Morrisey is pitching the rulemaking as a way to help protect jobs in the coal and steel industry. President Donald Trump made campaign promises to revitalize coal and steel country and recently slapped tariffs on steel and aluminum imports.

Trump also wants to ease federal permitting times for infrastructure and power plants, which can take years to complete. EPA issued a guidance on March 13 to make it easier to build new power plants or upgrade older ones.

Environmentalists opposed EPA Administrator Scott Pruitt’s NSR guidance.

“The new Pruitt approach appears to be little more than an attempt to give coal utilities a sense of empowerment to ignore the critical public health protections of the Clean Air Act, New Source Review program,” Shannon Fisk, managing attorney with Earthjustice, said in a statement.

Easing the regulatory burden for steel mills would also help coal country, Morrisey argued. West Virginia coal mines supply metallurgical coal to facilities in the east and midwest. As more coal power plants close, steel could become a more important market for coal miners.

Morrisey wants “routine maintenance, repair, and replacement” for blast furnaces, which regularly requires new lining to be installed. The new lining doesn’t change the original design or emissions output of the blast furnace, which is what NSR is meant to regulate.
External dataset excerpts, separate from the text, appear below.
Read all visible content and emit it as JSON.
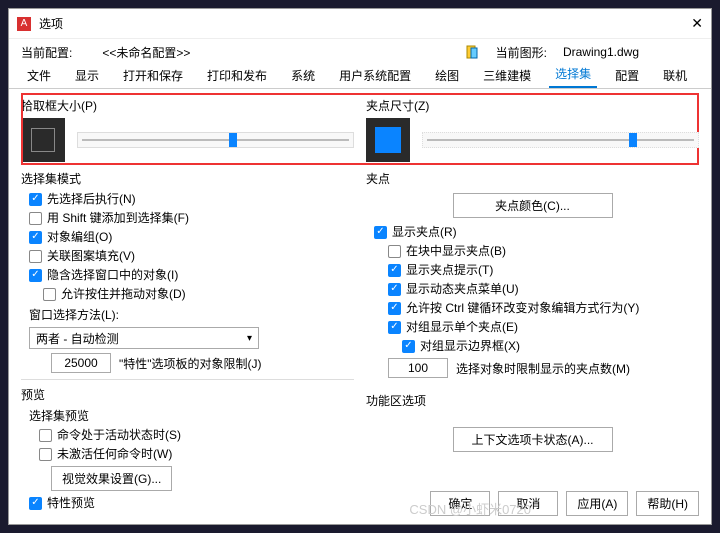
{
  "titlebar": {
    "icon": "A",
    "title": "选项",
    "close": "✕"
  },
  "config": {
    "current_label": "当前配置:",
    "profile_name": "<<未命名配置>>",
    "drawing_label": "当前图形:",
    "drawing_name": "Drawing1.dwg"
  },
  "tabs": [
    "文件",
    "显示",
    "打开和保存",
    "打印和发布",
    "系统",
    "用户系统配置",
    "绘图",
    "三维建模",
    "选择集",
    "配置",
    "联机"
  ],
  "active_tab": "选择集",
  "left": {
    "pickbox_label": "拾取框大小(P)",
    "mode_title": "选择集模式",
    "checks": [
      {
        "label": "先选择后执行(N)",
        "checked": true
      },
      {
        "label": "用 Shift 键添加到选择集(F)",
        "checked": false
      },
      {
        "label": "对象编组(O)",
        "checked": true
      },
      {
        "label": "关联图案填充(V)",
        "checked": false
      },
      {
        "label": "隐含选择窗口中的对象(I)",
        "checked": true
      },
      {
        "label": "允许按住并拖动对象(D)",
        "checked": false,
        "indent": true
      }
    ],
    "window_method_label": "窗口选择方法(L):",
    "window_method_value": "两者 - 自动检测",
    "limit_value": "25000",
    "limit_label": "\"特性\"选项板的对象限制(J)",
    "preview_title": "预览",
    "preview_subtitle": "选择集预览",
    "prev_checks": [
      {
        "label": "命令处于活动状态时(S)",
        "checked": false
      },
      {
        "label": "未激活任何命令时(W)",
        "checked": false
      }
    ],
    "visual_btn": "视觉效果设置(G)...",
    "prop_preview": {
      "label": "特性预览",
      "checked": true
    }
  },
  "right": {
    "gripsize_label": "夹点尺寸(Z)",
    "grip_title": "夹点",
    "grip_color_btn": "夹点颜色(C)...",
    "grip_checks": [
      {
        "label": "显示夹点(R)",
        "checked": true
      },
      {
        "label": "在块中显示夹点(B)",
        "checked": false,
        "indent": 1
      },
      {
        "label": "显示夹点提示(T)",
        "checked": true,
        "indent": 1
      },
      {
        "label": "显示动态夹点菜单(U)",
        "checked": true,
        "indent": 1
      },
      {
        "label": "允许按 Ctrl 键循环改变对象编辑方式行为(Y)",
        "checked": true,
        "indent": 1
      },
      {
        "label": "对组显示单个夹点(E)",
        "checked": true,
        "indent": 1
      },
      {
        "label": "对组显示边界框(X)",
        "checked": true,
        "indent": 2
      }
    ],
    "grip_limit_value": "100",
    "grip_limit_label": "选择对象时限制显示的夹点数(M)",
    "ribbon_title": "功能区选项",
    "ribbon_btn": "上下文选项卡状态(A)..."
  },
  "footer": {
    "ok": "确定",
    "cancel": "取消",
    "apply": "应用(A)",
    "help": "帮助(H)"
  },
  "watermark": "CSDN @小虾米0720"
}
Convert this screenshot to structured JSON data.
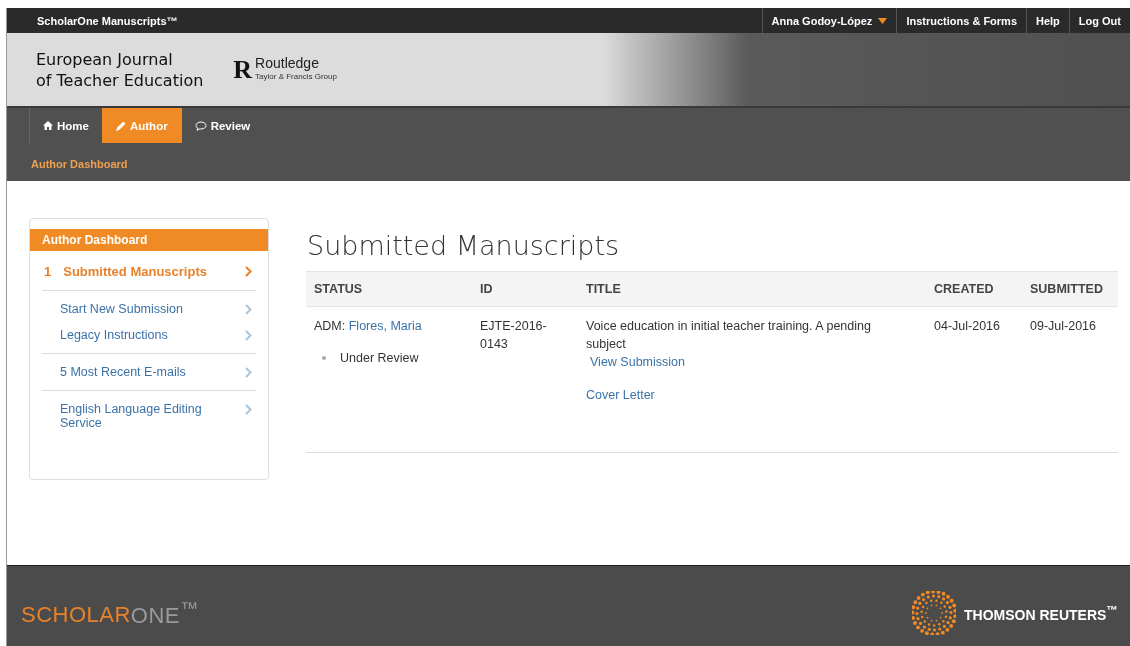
{
  "top_bar": {
    "product": "ScholarOne Manuscripts™",
    "user": "Anna Godoy-López",
    "links": [
      "Instructions & Forms",
      "Help",
      "Log Out"
    ]
  },
  "header": {
    "journal_lines": [
      "European Journal",
      "of Teacher Education"
    ],
    "publisher_mark": "R",
    "publisher": "Routledge",
    "publisher_group": "Taylor & Francis Group"
  },
  "nav": {
    "tabs": [
      {
        "label": "Home",
        "kind": "home",
        "selected": false
      },
      {
        "label": "Author",
        "kind": "pencil",
        "selected": true
      },
      {
        "label": "Review",
        "kind": "bubble",
        "selected": false
      }
    ],
    "breadcrumb": "Author Dashboard"
  },
  "sidebar": {
    "title": "Author Dashboard",
    "groups": [
      [
        {
          "count": "1",
          "label": "Submitted Manuscripts",
          "selected": true
        }
      ],
      [
        {
          "label": "Start New Submission",
          "selected": false
        },
        {
          "label": "Legacy Instructions",
          "selected": false
        }
      ],
      [
        {
          "label": "5 Most Recent E-mails",
          "selected": false
        }
      ],
      [
        {
          "label": "English Language Editing Service",
          "selected": false
        }
      ]
    ]
  },
  "main": {
    "title": "Submitted Manuscripts",
    "table": {
      "columns": [
        "STATUS",
        "ID",
        "TITLE",
        "CREATED",
        "SUBMITTED"
      ],
      "rows": [
        {
          "admin_prefix": "ADM:",
          "admin": "Flores, Maria",
          "status": "Under Review",
          "id": "EJTE-2016-0143",
          "title": "Voice education in initial teacher training. A pending subject",
          "links": [
            "View Submission",
            "Cover Letter"
          ],
          "created": "04-Jul-2016",
          "submitted": "09-Jul-2016"
        }
      ]
    }
  },
  "footer": {
    "logo_parts": [
      "SCHOLAR",
      "ONE$^{™}$"
    ],
    "brand": "THOMSON REUTERS$^{™}$"
  }
}
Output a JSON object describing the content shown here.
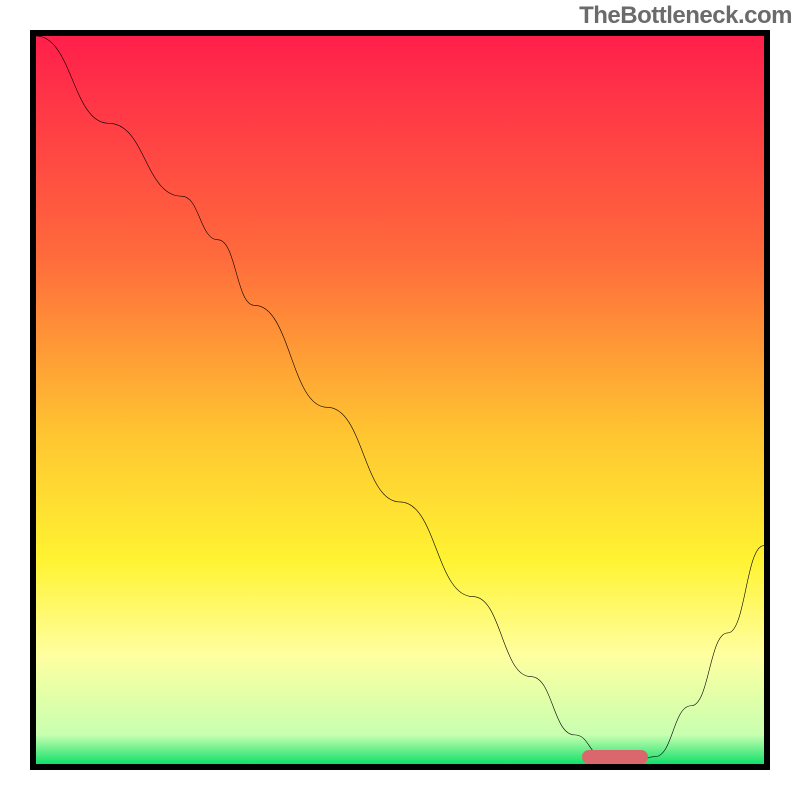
{
  "watermark": "TheBottleneck.com",
  "chart_data": {
    "type": "line",
    "title": "",
    "xlabel": "",
    "ylabel": "",
    "xlim": [
      0,
      100
    ],
    "ylim": [
      0,
      100
    ],
    "grid": false,
    "legend": false,
    "background_gradient": {
      "stops": [
        {
          "pos": 0.0,
          "color": "#ff1f4b"
        },
        {
          "pos": 0.3,
          "color": "#ff6a3c"
        },
        {
          "pos": 0.55,
          "color": "#ffc631"
        },
        {
          "pos": 0.72,
          "color": "#fff332"
        },
        {
          "pos": 0.85,
          "color": "#ffffa0"
        },
        {
          "pos": 0.96,
          "color": "#c8ffb0"
        },
        {
          "pos": 1.0,
          "color": "#11e06a"
        }
      ]
    },
    "series": [
      {
        "name": "bottleneck-curve",
        "x": [
          0,
          10,
          20,
          25,
          30,
          40,
          50,
          60,
          68,
          74,
          78,
          82,
          85,
          90,
          95,
          100
        ],
        "y": [
          100,
          88,
          78,
          72,
          63,
          49,
          36,
          23,
          12,
          4,
          1,
          0,
          1,
          8,
          18,
          30
        ]
      }
    ],
    "marker": {
      "name": "optimal-range",
      "x_start": 75,
      "x_end": 84,
      "y": 0,
      "color": "#d9676b"
    }
  }
}
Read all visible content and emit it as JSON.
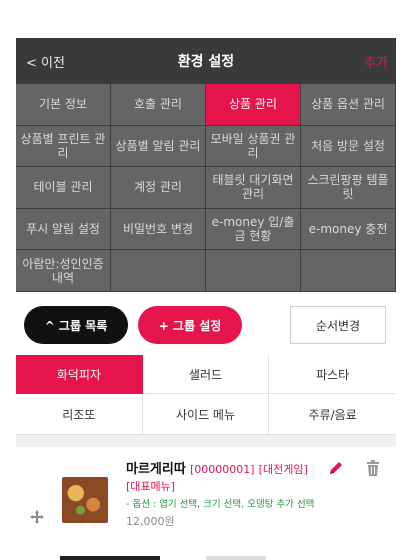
{
  "header": {
    "back_label": "< 이전",
    "title": "환경 설정",
    "add_label": "추가"
  },
  "menu": [
    {
      "label": "기본 정보",
      "active": false
    },
    {
      "label": "호출 관리",
      "active": false
    },
    {
      "label": "상품 관리",
      "active": true
    },
    {
      "label": "상품 옵션 관리",
      "active": false
    },
    {
      "label": "상품별 프린트 관리",
      "active": false
    },
    {
      "label": "상품별 알림 관리",
      "active": false
    },
    {
      "label": "모바일 상품권 관리",
      "active": false
    },
    {
      "label": "처음 방문 설정",
      "active": false
    },
    {
      "label": "테이블 관리",
      "active": false
    },
    {
      "label": "계정 관리",
      "active": false
    },
    {
      "label": "태블릿 대기화면 관리",
      "active": false
    },
    {
      "label": "스크린팡팡 템플릿",
      "active": false
    },
    {
      "label": "푸시 알림 설정",
      "active": false
    },
    {
      "label": "비밀번호 변경",
      "active": false
    },
    {
      "label": "e-money 입/출금 현황",
      "active": false
    },
    {
      "label": "e-money 충전",
      "active": false
    },
    {
      "label": "아람만:성인인증 내역",
      "active": false
    },
    {
      "label": "",
      "active": false
    },
    {
      "label": "",
      "active": false
    },
    {
      "label": "",
      "active": false
    }
  ],
  "buttons": {
    "group_list": "^ 그룹 목록",
    "group_settings": "+ 그룹 설정",
    "reorder": "순서변경"
  },
  "tabs": [
    {
      "label": "화덕피자",
      "active": true
    },
    {
      "label": "샐러드",
      "active": false
    },
    {
      "label": "파스타",
      "active": false
    },
    {
      "label": "리조또",
      "active": false
    },
    {
      "label": "사이드 메뉴",
      "active": false
    },
    {
      "label": "주류/음료",
      "active": false
    }
  ],
  "product": {
    "name": "마르게리따",
    "code": "[00000001]",
    "category": "[대전게임]",
    "badge": "[대표메뉴]",
    "options": "- 옵션 : 엽기 선택, 크기 선택, 오뎅탕 추가 선택",
    "price": "12,000원"
  },
  "colors": {
    "accent": "#e5154c",
    "header_bg": "#3a3a3a",
    "menu_bg": "#656565",
    "option_text": "#1e9a3a"
  },
  "icons": {
    "edit": "pencil-icon",
    "delete": "trash-icon",
    "drag": "move-icon"
  }
}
However, new furnace lining constituted a modification of an existing source of emissions, requiring permitting, the Obama administration claimed. The Obama administration’s ad-hoc approach to regulating steel mills hurt the industry, Morrisey said.

Morrisey also wants a rule in place to keep environmental groups from using citizen suits against steel mills, and to prevent a future administration from re-instating the Obama-era approach to blast furnaces.

“Federal regulations must be clear, concise and take into account economic impact,” Morrisey said in a statement.

“Economic success cannot thrive with the inconsistent, case-by-case application of rules, and in this case, West Virginia needs legal certainty to protect coal jobs and the livelihoods of those who depend upon coal’s success,” said Morrisey, who’s also running for Senate.